In an indication of the acclaim received for the masked role, Karrie was twice voted the Most Popular Phantom by the Worldwide Phantom Appreciation Society, which is comprised of “Phantom Pfans.” With 2,750 performances, Karrie has played the role more often than any other singer-actor.
Playing musical theater's lead roles and his early love of music — “brought up on a small Welsh farm, I used to sing to the cows in the milking shed as though they were an audience” — the soloist developed a heartfelt appreciation for the power of music.
“Singing to me is the same as breathing is to you. I don’t know why I do it. It has always been that way for me,” he explains. “Music can have a huge emotional effect of any listener. Music evokes emotion, it can make you cry, laugh, be angry. It can make you want to dance. It can make you be romantic. It can and does inspire a full spectrum of emotion. And yet nobody can tell us why. But without it, what a mundane and miserable place this world would become.”
Karrie’s latest CD release, “Standing Alone,” is titled after a song composed for “The Contender.” The musical is about Welsh boxer Tommy Farr, who fought Joe Louis for the world title, and in the show that toured the U.K., Karrie played Farr’s mentor-trainer, Joby "Peg Leg" Churchill.
Beyond his performance in “The Contender,” the song has special significance.
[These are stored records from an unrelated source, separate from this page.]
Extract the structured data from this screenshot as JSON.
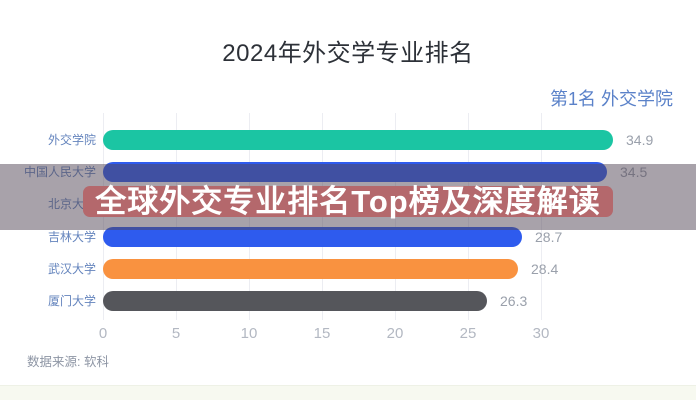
{
  "title": "2024年外交学专业排名",
  "annotation": {
    "text": "第1名 外交学院",
    "color": "#5b82c9"
  },
  "banner": {
    "text": "全球外交专业排名Top榜及深度解读",
    "text_color": "#ffffff",
    "highlight_color": "#b4686c",
    "overlay_color": "rgba(82,70,86,0.5)"
  },
  "source_note": "数据来源: 软科",
  "chart_data": {
    "type": "bar",
    "orientation": "horizontal",
    "title": "2024年外交学专业排名",
    "xlabel": "",
    "ylabel": "",
    "xlim": [
      0,
      36.8
    ],
    "x_ticks": [
      0,
      5,
      10,
      15,
      20,
      25,
      30
    ],
    "grid": "vertical",
    "value_labels_shown": true,
    "categories": [
      "外交学院",
      "中国人民大学",
      "北京大学",
      "吉林大学",
      "武汉大学",
      "厦门大学"
    ],
    "values": [
      34.9,
      34.5,
      null,
      28.7,
      28.4,
      26.3
    ],
    "rows": [
      {
        "label": "外交学院",
        "value": 34.9,
        "value_label": "34.9",
        "color": "#1bc5a3",
        "hidden_by_banner": false
      },
      {
        "label": "中国人民大学",
        "value": 34.5,
        "value_label": "34.5",
        "color": "#2e5bee",
        "hidden_by_banner": false
      },
      {
        "label": "北京大学",
        "value": null,
        "value_label": "",
        "color": null,
        "hidden_by_banner": true
      },
      {
        "label": "吉林大学",
        "value": 28.7,
        "value_label": "28.7",
        "color": "#2e5bee",
        "hidden_by_banner": false
      },
      {
        "label": "武汉大学",
        "value": 28.4,
        "value_label": "28.4",
        "color": "#f99240",
        "hidden_by_banner": false
      },
      {
        "label": "厦门大学",
        "value": 26.3,
        "value_label": "26.3",
        "color": "#55565b",
        "hidden_by_banner": false
      }
    ]
  }
}
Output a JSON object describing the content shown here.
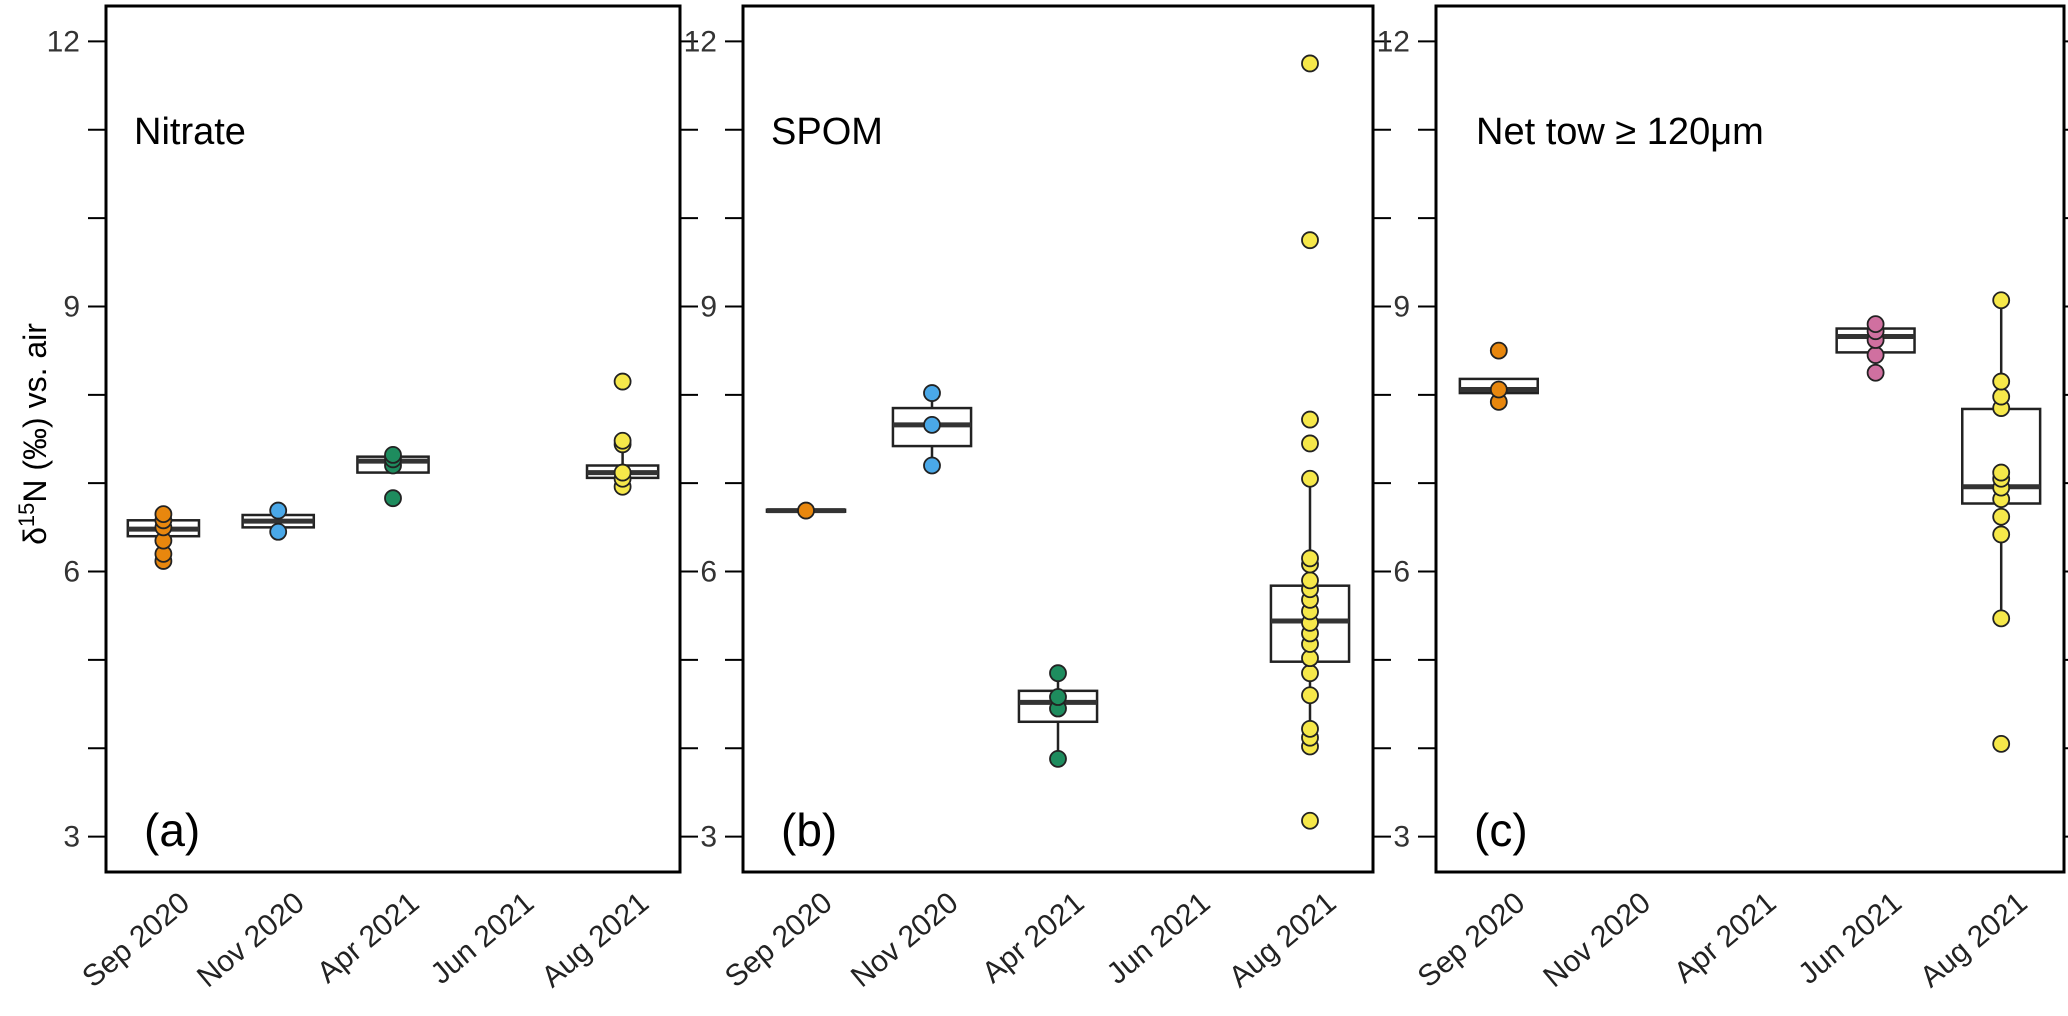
{
  "colors": {
    "Sep 2020": "#E8870E",
    "Nov 2020": "#4AA8E8",
    "Apr 2021": "#1E8C5E",
    "Jun 2021": "#D070A0",
    "Aug 2021": "#F6E84A"
  },
  "chart_data": [
    {
      "type": "box",
      "title": "Nitrate",
      "panel": "(a)",
      "ylabel_prefix": "δ",
      "ylabel_sup": "15",
      "ylabel_suffix": "N (‰) vs. air",
      "ylim": [
        2.6,
        12.4
      ],
      "yticks": [
        3,
        6,
        9,
        12
      ],
      "categories": [
        "Sep 2020",
        "Nov 2020",
        "Apr 2021",
        "Jun 2021",
        "Aug 2021"
      ],
      "boxes": [
        {
          "category": "Sep 2020",
          "q1": 6.4,
          "median": 6.48,
          "q3": 6.58,
          "whisker_low": 6.4,
          "whisker_high": 6.58,
          "points": [
            6.12,
            6.2,
            6.35,
            6.5,
            6.58,
            6.65
          ]
        },
        {
          "category": "Nov 2020",
          "q1": 6.5,
          "median": 6.57,
          "q3": 6.64,
          "whisker_low": 6.5,
          "whisker_high": 6.64,
          "points": [
            6.45,
            6.69
          ]
        },
        {
          "category": "Apr 2021",
          "q1": 7.12,
          "median": 7.25,
          "q3": 7.3,
          "whisker_low": 7.12,
          "whisker_high": 7.3,
          "points": [
            6.83,
            7.2,
            7.27,
            7.32
          ]
        },
        {
          "category": "Aug 2021",
          "q1": 7.06,
          "median": 7.12,
          "q3": 7.2,
          "whisker_low": 7.06,
          "whisker_high": 7.44,
          "points": [
            6.96,
            7.05,
            7.12,
            7.44,
            7.48,
            8.15
          ]
        }
      ]
    },
    {
      "type": "box",
      "title": "SPOM",
      "panel": "(b)",
      "ylim": [
        2.6,
        12.4
      ],
      "yticks": [
        3,
        6,
        9,
        12
      ],
      "categories": [
        "Sep 2020",
        "Nov 2020",
        "Apr 2021",
        "Jun 2021",
        "Aug 2021"
      ],
      "boxes": [
        {
          "category": "Sep 2020",
          "q1": 6.68,
          "median": 6.69,
          "q3": 6.7,
          "whisker_low": 6.68,
          "whisker_high": 6.7,
          "points": [
            6.69
          ]
        },
        {
          "category": "Nov 2020",
          "q1": 7.42,
          "median": 7.66,
          "q3": 7.85,
          "whisker_low": 7.2,
          "whisker_high": 8.02,
          "points": [
            7.2,
            7.66,
            8.02
          ]
        },
        {
          "category": "Apr 2021",
          "q1": 4.3,
          "median": 4.52,
          "q3": 4.65,
          "whisker_low": 3.88,
          "whisker_high": 4.85,
          "points": [
            3.88,
            4.45,
            4.58,
            4.85
          ]
        },
        {
          "category": "Aug 2021",
          "q1": 4.98,
          "median": 5.44,
          "q3": 5.84,
          "whisker_low": 4.02,
          "whisker_high": 7.05,
          "points": [
            3.18,
            4.02,
            4.12,
            4.22,
            4.6,
            4.85,
            5.02,
            5.18,
            5.3,
            5.42,
            5.55,
            5.68,
            5.8,
            5.9,
            6.08,
            6.15,
            7.05,
            7.45,
            7.72,
            9.75,
            11.75
          ]
        }
      ]
    },
    {
      "type": "box",
      "title": "Net tow ≥ 120μm",
      "panel": "(c)",
      "ylim": [
        2.6,
        12.4
      ],
      "yticks": [
        3,
        6,
        9,
        12
      ],
      "categories": [
        "Sep 2020",
        "Nov 2020",
        "Apr 2021",
        "Jun 2021",
        "Aug 2021"
      ],
      "boxes": [
        {
          "category": "Sep 2020",
          "q1": 8.02,
          "median": 8.06,
          "q3": 8.18,
          "whisker_low": 8.02,
          "whisker_high": 8.18,
          "points": [
            7.92,
            8.06,
            8.5
          ]
        },
        {
          "category": "Jun 2021",
          "q1": 8.48,
          "median": 8.66,
          "q3": 8.75,
          "whisker_low": 8.48,
          "whisker_high": 8.75,
          "points": [
            8.25,
            8.45,
            8.62,
            8.72,
            8.8
          ]
        },
        {
          "category": "Aug 2021",
          "q1": 6.77,
          "median": 6.96,
          "q3": 7.84,
          "whisker_low": 5.47,
          "whisker_high": 9.07,
          "points": [
            4.05,
            5.47,
            6.42,
            6.62,
            6.82,
            6.95,
            7.05,
            7.12,
            7.85,
            7.98,
            8.15,
            9.07
          ]
        }
      ]
    }
  ]
}
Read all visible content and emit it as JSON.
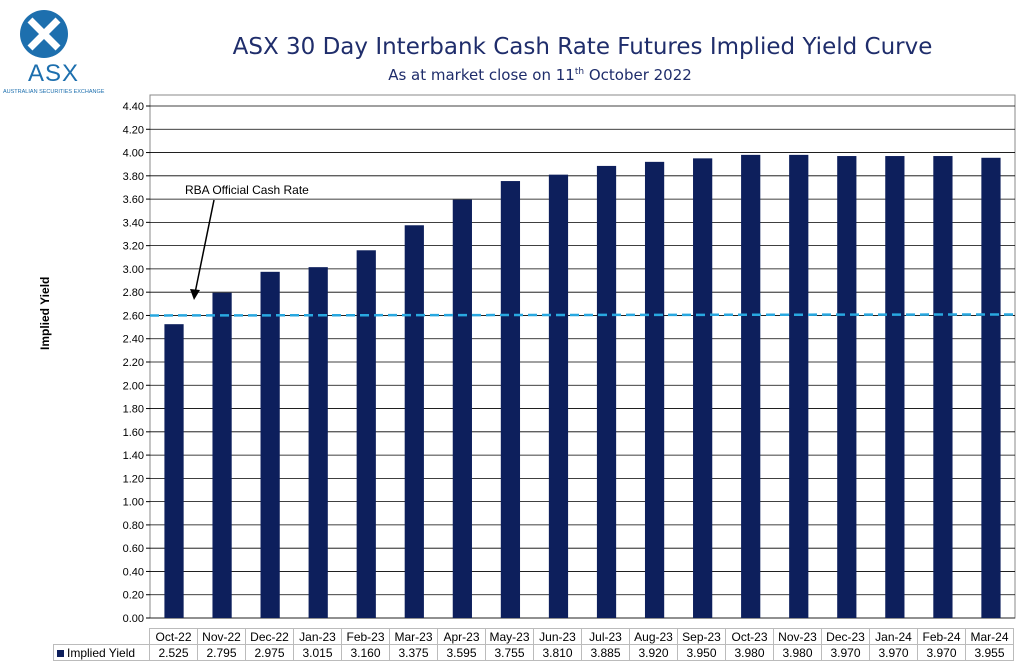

“The meaning behind the title ‘Standing Alone’ is simply I have taken charge of my own destiny, and at the moment it’s great fun,” he says. “I am doing a lot of writing and producing and so much more performing abroad as well as at home. I suppose I am now an unfettered performer who is enjoying his career once again. That sounds deep, but it’s not meant to be. But for now, it feels so good to be ‘Standing Alone.’ ”
If you go
What: “Peter Karrie: A Phantom Returns”
Where: Egyptian Theatre, Park City
When: Thursday, July 19, at 7:30 p.m.